Multiple sclerosis attacks myelin, the insulation covering the nerves in the central nervous system. The myelin becomes inflamed and is replaced by small patches of unhealthy tissue. When this happens, messages that should be carried by the nervous system can be slowed or blocked and the MS symptoms occur.
That is one of medicine's biggest mysteries. There is evidence that MS is an auto-immune disease. This means a defect in the body's immune system causes the system to attack its own myelin. An increased risk of getting the disease can be inherited but you can't catch' MS from another person. To date, there is no cure and there is no way to know who might develop MS.

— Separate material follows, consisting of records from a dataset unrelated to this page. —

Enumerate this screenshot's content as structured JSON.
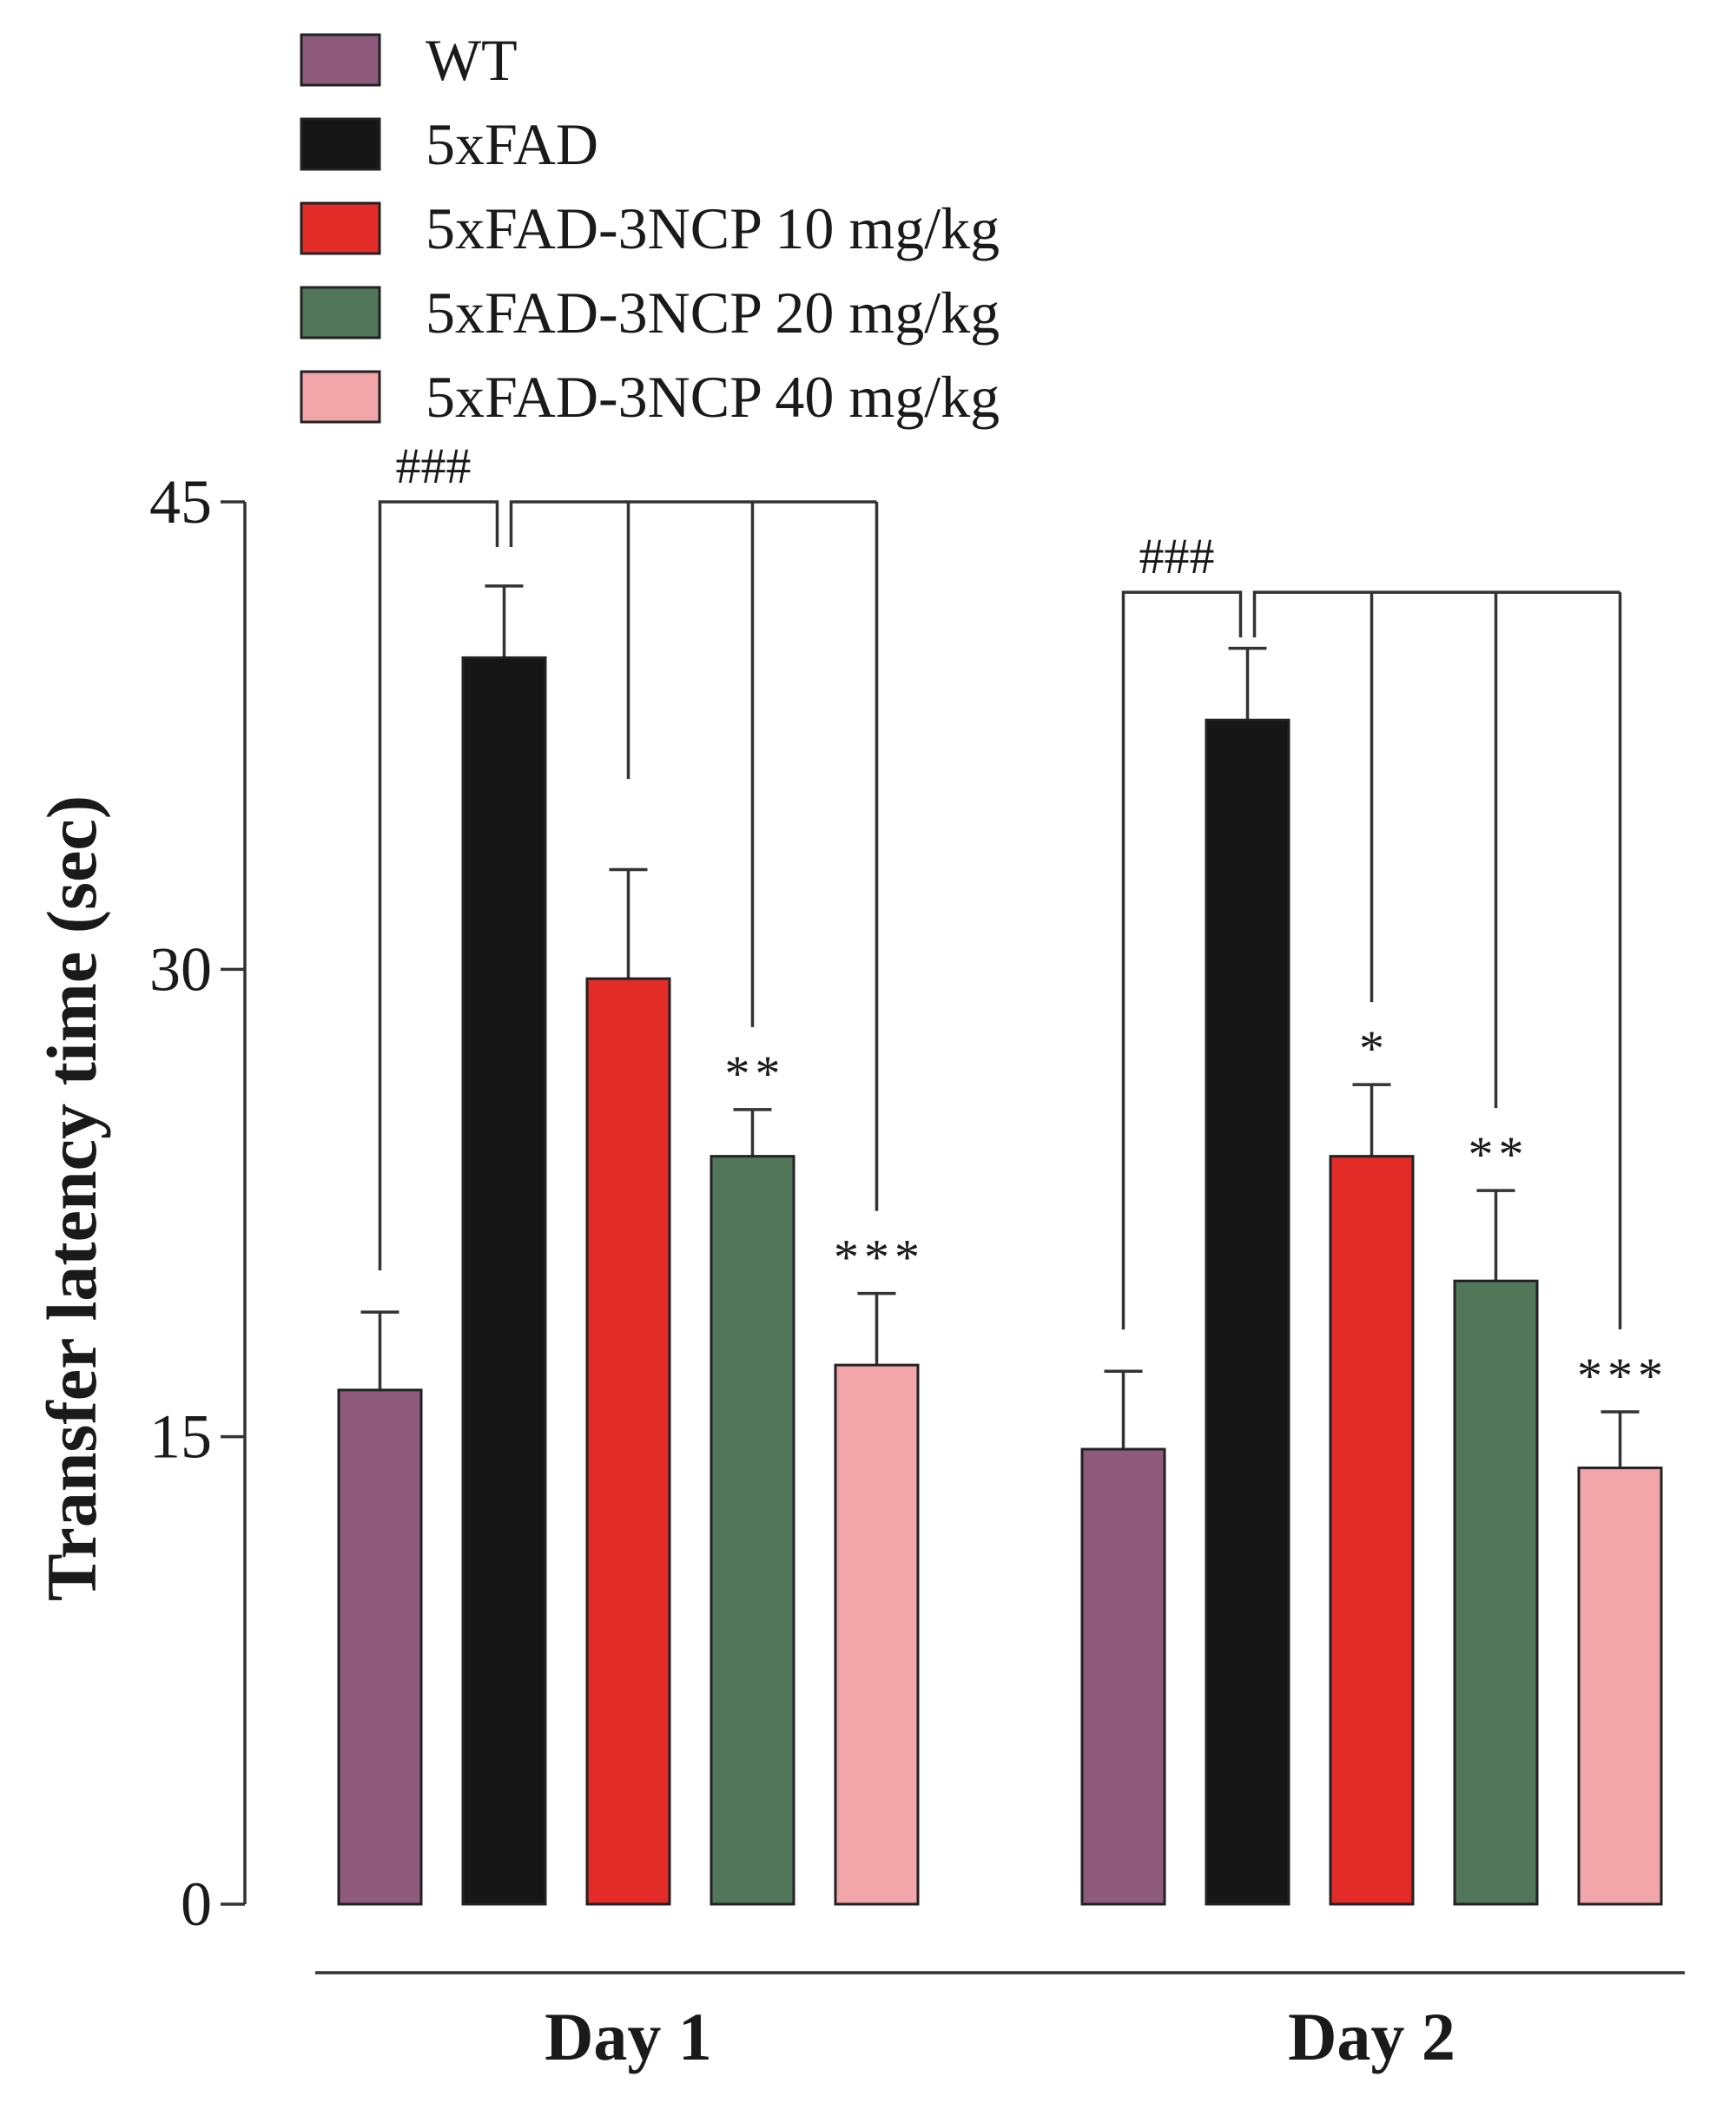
{
  "chart_data": {
    "type": "bar",
    "title": "",
    "xlabel": "",
    "ylabel": "Transfer latency time (sec)",
    "ylim": [
      0,
      45
    ],
    "yticks": [
      0,
      15,
      30,
      45
    ],
    "categories": [
      "Day 1",
      "Day 2"
    ],
    "series": [
      {
        "name": "WT",
        "color": "#8e5b7d",
        "values": [
          16.5,
          14.6
        ],
        "errors": [
          2.5,
          2.5
        ]
      },
      {
        "name": "5xFAD",
        "color": "#161616",
        "values": [
          40.0,
          38.0
        ],
        "errors": [
          2.3,
          2.3
        ]
      },
      {
        "name": "5xFAD-3NCP 10 mg/kg",
        "color": "#e32c27",
        "values": [
          29.7,
          24.0
        ],
        "errors": [
          3.5,
          2.3
        ]
      },
      {
        "name": "5xFAD-3NCP 20 mg/kg",
        "color": "#52765a",
        "values": [
          24.0,
          20.0
        ],
        "errors": [
          1.5,
          2.9
        ]
      },
      {
        "name": "5xFAD-3NCP 40 mg/kg",
        "color": "#f2a6a9",
        "values": [
          17.3,
          14.0
        ],
        "errors": [
          2.3,
          1.8
        ]
      }
    ],
    "significance": {
      "Day 1": {
        "hash": "###",
        "stars": [
          "",
          "",
          "",
          "**",
          "***"
        ]
      },
      "Day 2": {
        "hash": "###",
        "stars": [
          "",
          "",
          "*",
          "**",
          "***"
        ]
      }
    }
  }
}
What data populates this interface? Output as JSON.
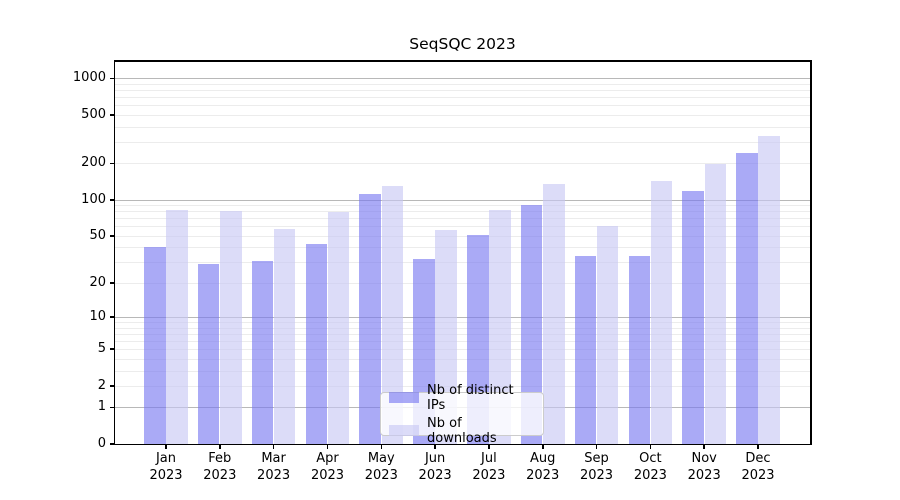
{
  "title": "SeqSQC 2023",
  "chart_data": {
    "type": "bar",
    "title": "SeqSQC 2023",
    "categories": [
      "Jan 2023",
      "Feb 2023",
      "Mar 2023",
      "Apr 2023",
      "May 2023",
      "Jun 2023",
      "Jul 2023",
      "Aug 2023",
      "Sep 2023",
      "Oct 2023",
      "Nov 2023",
      "Dec 2023"
    ],
    "series": [
      {
        "name": "Nb of distinct IPs",
        "color": "rgba(118,118,240,0.62)",
        "values": [
          40,
          29,
          31,
          43,
          112,
          32,
          51,
          91,
          34,
          34,
          119,
          245
        ]
      },
      {
        "name": "Nb of downloads",
        "color": "rgba(199,199,244,0.62)",
        "values": [
          83,
          80,
          57,
          79,
          130,
          56,
          83,
          134,
          61,
          142,
          196,
          337
        ]
      }
    ],
    "xlabel": "",
    "ylabel": "",
    "yscale": "log10(value+1)",
    "yticks": [
      0,
      1,
      2,
      5,
      10,
      20,
      50,
      100,
      200,
      500,
      1000
    ],
    "grid_major": [
      1,
      10,
      100,
      1000
    ],
    "grid_minor_bases": [
      1,
      10,
      100
    ],
    "ylim": [
      0,
      1430
    ],
    "grid": "on",
    "legend_position": "lower center"
  },
  "colors": {
    "minor_grid": "#ececec",
    "major_grid": "#b8b8b8",
    "spine": "#000000",
    "text": "#000000",
    "legend_border": "#cccccc"
  }
}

Symptoms of MS vary greatly, from person to person, and from time to time in the same person. More common symptoms might include:
Early symptoms are usually slight and go away without treatment. As times goes on, they might become more numerous and severe. Symptoms vary depending on the part of the nervous system affected. For instance, MS in the section of brain needed for vision might cause loss of central vision in one eye.
Advances like magnetic resonance imaging (MRI) make diagnosis easier and faster than just a few years ago. This means that a person with MS has an early chance to make lifestyle changes to improve overall health and cope better with the effects of MS.
Dismay is a natural reaction to the diagnosis but there is a hopeful side. Remissions are common and some people with MS have few or no symptoms for months or even years. Lifespan for women with MS is usually near normal. Most people with MS remain active and employed many years after a diagnosis has been made. Often, even if the physical disability progresses, minor changes can be made in the workplace that allow people to continue working.
Obviously, every family wishes that MS never came along but the disease can have a positive effect on families. Sometimes a special circumstance like illness adds something to our lives that we are grateful for. Even though someone in your family might have MS, the giving, sharing and caring expressed by words and actions can make your family feel very close. Helping each other through the good times and the hard times can teach you a lot about each other and about life!
There is reason to be encouraged! Researchers are working very hard to find not only the cause but also effective treatments and eventually a cure for this disease. Scientists are discovering more clues every day in their search for ways to treat MS. Recently drug therapy with beta interferon has shown promise. The beta interferons have been shown to slow down the progression of the disease in some people, but not all. Unfortunately, these drugs are very expensive (approximately $17,000 per year).
In the meantime there is help available! The Multiple Sclerosis Society of Canada is a national voluntary organization which supports research into multiple sclerosis, provides services to people who have MS and promotes awareness of MS in the community. Local MS Society chapters often provide a variety of services to families affected by MS, focusing on support and education. Some chapters provide recreation, support and advice, self-help groups and referrals to other services in the community. To find out about the MS Society of Canada Chapter nearest to you, call: 1-800-268-7582. Specialized MS clinics and research centres provide diagnostic services and various kinds of therapies to meet the needs of people with MS.
It is very important to find a team of professionals experienced in working with people who have MS. Although there is no cure at present, many symptoms can be well managed. Financial aid for those in need may be available through the federal or provincial government or through private insurance plans. For more information on these programs, you can contact your federal or provincial government offices or consult a local chapter of the MS Society.
Everyone can help by learning the facts about MS and sharing them with others. Through increased awareness, doors open for people with MS - doors to employment, education and physical access to the community. Also, through education, myths and fears about MS are removed.